Istanbul's history isn't just found on land; there are also important cultural sites underwater.

 Over time, earthquakes, storms, the rise of the sea level, and ships that sank have all added to the underwater cultural heritage of Istanbul.

Between 2004 and 2013, the Directorate of Istanbul Archaeological Museums did rescue excavations at the site of the Yenikapi Marmaray and Subway Projects. These excavations led to the discovery of the Port of Theodosius (Portus Theodosiacus), which was one of Constantinople's biggest ports during the Byzantine Period. After the 9th century, the Port of Theodosius was filled with sand and gravel carried by Lykos, which is now called Bayrampasa Stream. The alluvial deposit that covered the port kept 37 sunken ships and a lot of small artifacts in great shape. The underwater objects were found during the excavations. They are also the most sea equipment from the Early Middle Ages that has ever been found in one place.

Due to a natural disaster, the Vordonisi Island, which is one of the best places to dive in Istanbul and is mentioned in old books but wasn't found until recently, stayed under the Marmara Sea.
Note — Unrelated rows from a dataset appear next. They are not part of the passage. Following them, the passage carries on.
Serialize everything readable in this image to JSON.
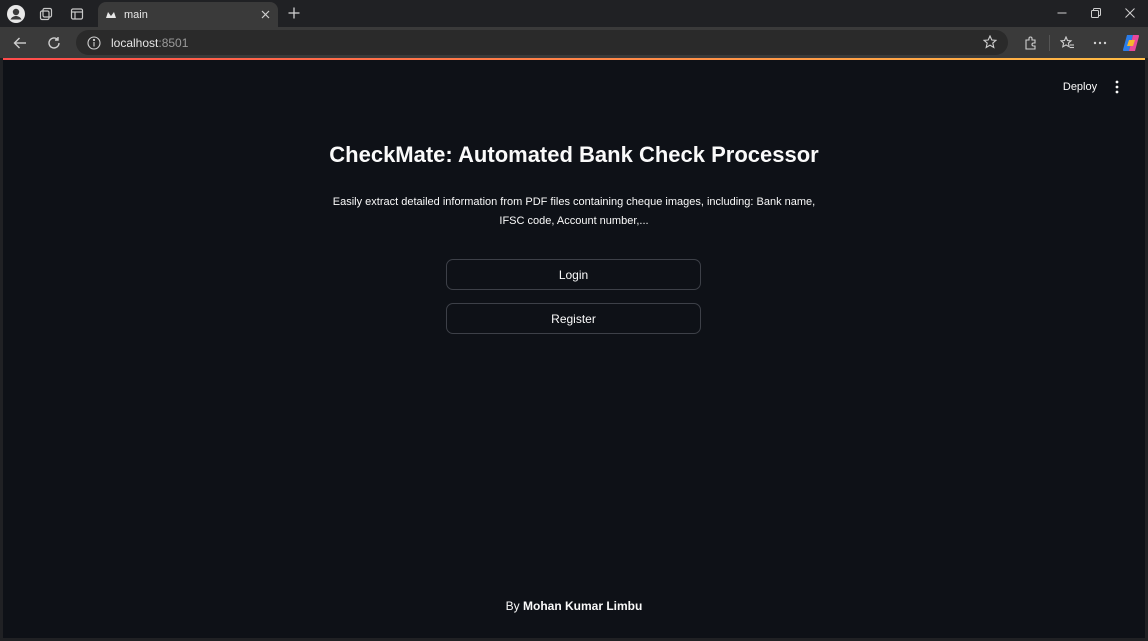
{
  "browser": {
    "tab_title": "main",
    "url_host": "localhost",
    "url_port": ":8501"
  },
  "page": {
    "deploy_label": "Deploy",
    "title": "CheckMate: Automated Bank Check Processor",
    "description": "Easily extract detailed information from PDF files containing cheque images, including: Bank name, IFSC code, Account number,...",
    "login_label": "Login",
    "register_label": "Register",
    "footer_prefix": "By ",
    "footer_author": "Mohan Kumar Limbu"
  },
  "colors": {
    "page_background": "#0e1117",
    "text": "#fafafa",
    "accent_gradient_start": "#ff4b4b",
    "accent_gradient_end": "#ffbd45"
  },
  "icons": [
    "profile-icon",
    "collections-icon",
    "tab-actions-icon",
    "streamlit-favicon",
    "close-icon",
    "plus-icon",
    "minimize-icon",
    "restore-icon",
    "window-close-icon",
    "back-icon",
    "reload-icon",
    "info-icon",
    "favorite-star-icon",
    "extensions-icon",
    "favorites-icon",
    "more-icon",
    "copilot-icon",
    "vertical-dots-icon"
  ]
}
The island is thought to have stayed under water because of a big earthquake that happened in the 1100s. An underwater survey done in 2016 found that the Monastery Rocks, which are 1 km from the shore between Dragos and Kucukyali, led to the Vordonisi Island.

As part of the North Eastern Marmara underwater research, these investigations also took pictures from the air of what was left of the exile monastery of Patriarch Phoitos. Surface operations also found a sunk ship with a piece of Marmara Island marble and a number of broken tiles. Things are still going on with dating.

The Beylikduzu Municipality did underwater research along the 13-kilometer coast of the district. They found 8 artifacts, such as a breakwater, an ancient port, and sunken objects from the past. Researchers found important things about Istanbul's history, like a harbor that was 3.5 km long and a system of breakwaters.